Wearing suitable eye protection whenever appropriate is possibly the most important thing anyone can do to safeguard their vision. Research has shown that lack of comfort and fit are likely to result in employees removing safety eyewear when it is not safe to do so. Well-fitting eyewear is, therefore, essential. Prescription safety glasses offer a much better alternative to over-goggles for those who need glasses in their everyday life.
While it has been proved that screen use does not directly damage the eyes, it can result in dry, itchy, tired eyes, and even headaches and migraines. The health and safety Display Screen Equipment regulations refer to this and requires employers to make provision for all screen users to receive regular company-funded eye care. Employees should be encouraged to take up this benefit, as dealing with issues such as headaches and tired eyes can boost productivity and morale; and identifying issues that may affect wider health are clearly invaluable.
Ultraviolet (UV) rays emitted by the sun can cause short and long-term eye damage including cataracts and age-related macular degeneration. Excessive exposure to the sun can cause a painful sunburn-like inflammation of the cornea at the front of the eye. This can greatly increase the risk of developing more serious, even sight-threatening, conditions in the future. Sunglasses may not be the first thought for employers regarding personal protective equipment (PPE), but they are a valid requirement for many employees who work outside or drive during the course of their work. It is important to choose good quality sunglasses. Poor quality sunglasses may cause the pupil to dilate, actually increasing the amount of UV light filtering into the eyes. Check sunglasses comply with BSEN 1836: 1997 or bear the CE kite mark and are marked UV 400.

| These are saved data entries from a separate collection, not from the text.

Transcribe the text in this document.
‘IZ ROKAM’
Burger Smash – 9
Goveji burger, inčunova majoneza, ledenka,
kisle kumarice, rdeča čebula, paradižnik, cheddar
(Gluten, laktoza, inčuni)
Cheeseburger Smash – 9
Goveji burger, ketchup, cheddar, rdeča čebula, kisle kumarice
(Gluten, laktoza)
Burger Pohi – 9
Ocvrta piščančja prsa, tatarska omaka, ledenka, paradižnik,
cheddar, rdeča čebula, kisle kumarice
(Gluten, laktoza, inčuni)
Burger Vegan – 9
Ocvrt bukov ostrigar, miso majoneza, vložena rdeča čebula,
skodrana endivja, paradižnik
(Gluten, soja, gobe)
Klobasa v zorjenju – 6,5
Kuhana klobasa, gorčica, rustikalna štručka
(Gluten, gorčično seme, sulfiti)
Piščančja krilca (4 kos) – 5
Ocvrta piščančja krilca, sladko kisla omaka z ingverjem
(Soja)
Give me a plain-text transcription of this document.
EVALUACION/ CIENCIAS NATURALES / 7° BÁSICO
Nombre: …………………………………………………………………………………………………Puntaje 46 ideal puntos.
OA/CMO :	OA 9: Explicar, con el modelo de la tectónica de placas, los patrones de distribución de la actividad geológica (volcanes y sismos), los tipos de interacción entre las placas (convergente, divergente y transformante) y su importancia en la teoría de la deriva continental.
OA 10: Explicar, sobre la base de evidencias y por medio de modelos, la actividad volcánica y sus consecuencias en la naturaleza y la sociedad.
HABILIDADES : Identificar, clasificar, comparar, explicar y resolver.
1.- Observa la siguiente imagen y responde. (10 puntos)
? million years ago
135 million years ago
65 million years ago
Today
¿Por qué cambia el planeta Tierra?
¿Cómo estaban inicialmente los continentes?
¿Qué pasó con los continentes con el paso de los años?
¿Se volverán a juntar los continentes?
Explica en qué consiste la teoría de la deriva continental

Smokers are at greater risk of developing vision loss and eye disease. Cataracts and age-related macular degeneration, which is the most common cause of sight loss in the UK, are much more likely to develop in smokers. Heavy alcohol consumption may also increase the risk of early age-related macular degeneration. Encourage employees to look after their general health and wellbeing with regular wellbeing events and targeted communications.
Jim Lythgow, director of strategic alliances at Specsavers Corporate Eyecare, said:
‘Workplace eye care is about so much more than just checking employees can see their computer screen. It can have a positive impact on much of their working role, support their overall health and wellbeing, and could even save their sight. We advise employers to ensure they have a comprehensive eye care policy in place to cover all employees. It is a cost-effective benefit which can reap rewards right across the business.’